Imagining a Rikers Island With No Jail
By the New York Times Editorial Board February 24, 2016
Any serious effort to repair criminal justice in New York City must do something about Rikers Island, the jail complex in the East River where justice goes to die, or at least be severely beaten.
The City Council speaker, Melissa Mark-Viverito, acknowledged this in her State of the City address this month, when she announced that the state’s former chief judge, Jonathan Lippman, would lead a commission to comprehensively examine the city’s criminal justice system. Its mission will be to reduce the jail population, now at about 10,000, enough to make it possible to consider shutting Rikers down for good.
Mr. Lippman is newly retired from the state’s highest court, the Court of Appeals, after a distinguished career advancing justice for the poor. His involvement lends credibility to Ms. Mark-Viverito’s intriguing proposal. Fixing Rikers has been talked about, fruitlessly, for years. Studies have been commissioned, consultants paid, lawsuits filed. Mr. Lippman, now with Latham & Watkins, says he will lead an open-minded investigation, but it’s hard to imagine a conclusion more foregone: The sensible thing to do with Rikers is to close it.

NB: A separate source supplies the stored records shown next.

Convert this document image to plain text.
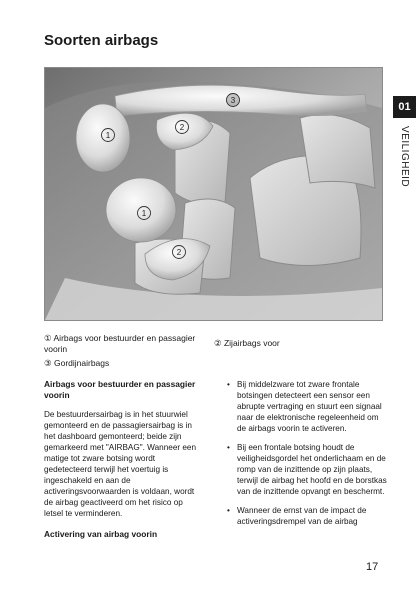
Soorten airbags
01
VEILIGHEID
3
1
2
1
2
① Airbags voor bestuurder en passagier voorin
② Zijairbags voor
③ Gordijnairbags
Airbags voor bestuurder en passagier voorin

De bestuurdersairbag is in het stuurwiel gemonteerd en de passagiersairbag is in het dashboard gemonteerd; beide zijn gemarkeerd met "AIRBAG". Wanneer een matige tot zware botsing wordt gedetecteerd terwijl het voertuig is ingeschakeld en aan de activeringsvoorwaarden is voldaan, wordt de airbag geactiveerd om het risico op letsel te verminderen.

Activering van airbag voorin
• Bij middelzware tot zware frontale botsingen detecteert een sensor een abrupte vertraging en stuurt een signaal naar de elektronische regeleenheid om de airbags voorin te activeren.
• Bij een frontale botsing houdt de veiligheidsgordel het onderlichaam en de romp van de inzittende op zijn plaats, terwijl de airbag het hoofd en de borstkas van de inzittende opvangt en beschermt.
• Wanneer de ernst van de impact de activeringsdrempel van de airbag
17
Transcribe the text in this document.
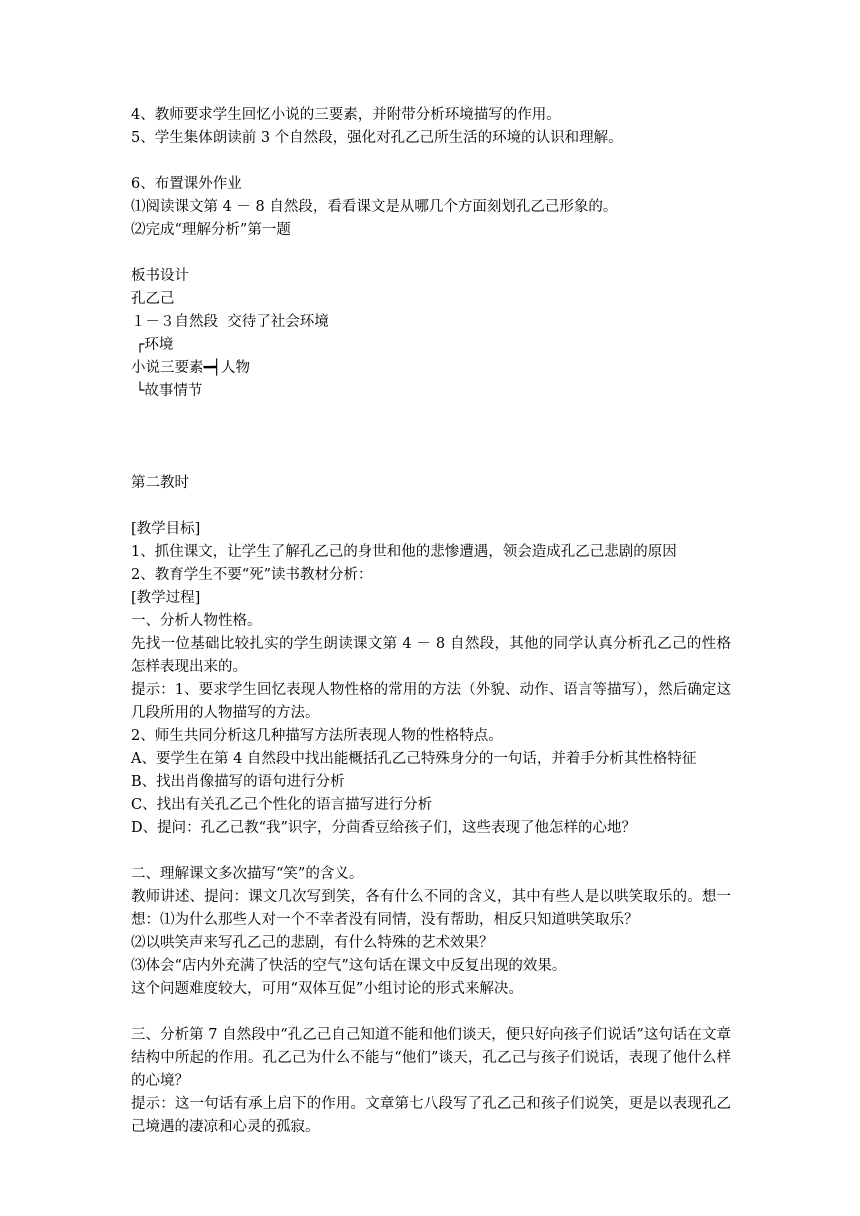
4、教师要求学生回忆小说的三要素，并附带分析环境描写的作用。
5、学生集体朗读前 3 个自然段，强化对孔乙己所生活的环境的认识和理解。
6、布置课外作业
⑴阅读课文第 4 － 8 自然段，看看课文是从哪几个方面刻划孔乙己形象的。
⑵完成“理解分析”第一题
板书设计
孔乙己
１－３自然段  交待了社会环境
┌环境
小说三要素━┥人物
└故事情节
第二教时
[教学目标]
1、抓住课文，让学生了解孔乙己的身世和他的悲惨遭遇，领会造成孔乙己悲剧的原因
2、教育学生不要“死”读书教材分析：
[教学过程]
一、分析人物性格。
先找一位基础比较扎实的学生朗读课文第 4 － 8 自然段，其他的同学认真分析孔乙己的性格怎样表现出来的。
提示：1、要求学生回忆表现人物性格的常用的方法（外貌、动作、语言等描写），然后确定这几段所用的人物描写的方法。
2、师生共同分析这几种描写方法所表现人物的性格特点。
A、要学生在第 4 自然段中找出能概括孔乙己特殊身分的一句话，并着手分析其性格特征
B、找出肖像描写的语句进行分析
C、找出有关孔乙己个性化的语言描写进行分析
D、提问：孔乙己教“我”识字，分茴香豆给孩子们，这些表现了他怎样的心地？
二、理解课文多次描写“笑”的含义。
教师讲述、提问：课文几次写到笑，各有什么不同的含义，其中有些人是以哄笑取乐的。想一想：⑴为什么那些人对一个不幸者没有同情，没有帮助，相反只知道哄笑取乐？
⑵以哄笑声来写孔乙己的悲剧，有什么特殊的艺术效果？
⑶体会“店内外充满了快活的空气”这句话在课文中反复出现的效果。
这个问题难度较大，可用“双体互促”小组讨论的形式来解决。
三、分析第 7 自然段中“孔乙己自己知道不能和他们谈天，便只好向孩子们说话”这句话在文章结构中所起的作用。孔乙己为什么不能与“他们”谈天，孔乙己与孩子们说话，表现了他什么样的心境？
提示：这一句话有承上启下的作用。文章第七八段写了孔乙己和孩子们说笑，更是以表现孔乙己境遇的凄凉和心灵的孤寂。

The Times has reported for years on the savagery there. The Justice Department has investigated its corrupted, poisoned culture. The department’s report on the abuse of teenage inmates is horrific reading. In a long history of often-fatal violence, incompetence and neglect, one tragic case stands out: that of Kalief Browder, who was 16 when he was taken to Rikers, accused of stealing a backpack. Because his mother could not make bail, he spent three years there, including about two in solitary confinement. He was assaulted by a guard and beaten by inmates. He tried repeatedly to kill himself, and after his release he succeeded. He was 22 years old.
Even if its inmates were not brutalized, its guards not thuggish, its corridors not afflicted by gangs, weapons and drugs, Rikers would still be a bad idea. It harks back to a time when prisoners were shipped out of sight. The costs and inconvenience to the city, which spends $25 million a year just to transport inmates, and to family members, who lose a day’s work to get there and back, argue powerfully for neighborhood-based alternatives.
Mr. Lippman promises that the commission will be driven by data, not politics, and have broad-based representation, including prosecutors, the defense bar, the Police Department, correction officers, prison-reform advocates and former inmates. “We will look comprehensively at the Rikers situation,” he said, “and we’ll connect it to things: reducing pretrial detention, alternatives to incarceration, reforming the summons process, trying to immediately reduce certain populations: women, the mentally disturbed, juveniles. And we’ll look at the community-based justice options.”
The difficulties are obvious. Many might agree that it’s impossible to reform Rikers, but not want a jail next door. Even if the Rikers population is halved, that means placing thousands of inmate beds somewhere else in the city. Even in an era of falling crime, this is likely to meet with resistance. Mr. Lippman will have to combine political shrewdness and toughness to deal with the correction officers and their truculent union boss, Norman Seabrook, who called closing Rikers a “fantasy.”
It’s good that the City Council under Ms. Mark-Viverito and the New York Police Department under Commissioner William Bratton have already made progress on an ambitious array of criminal justice and policing reforms that blunt the ill effects of Rikers by keeping low-level offenders away from it. Mr. Lippman’s commission should move things further while building support across the city for housing a smaller inmate population locally.
“Rikers stands for everything that’s miserable about the criminal justice system,” Mr. Lippman said. “By conquering Rikers, in a politically astute, smart, credible way — this is the ultimate challenge, to be able to take on something which is so widely viewed as the heart of all of our problems.”
As for the island, it should be given back to the sea gulls, or used for affordable housing, or an extension of La Guardia Airport, or any number of other conceivable, nontoxic purposes. And once the poison is removed, the city could rename it Browder’s Island, for young Kalief, whose suffering there has come to symbolize all that went so horribly wrong there for so many years.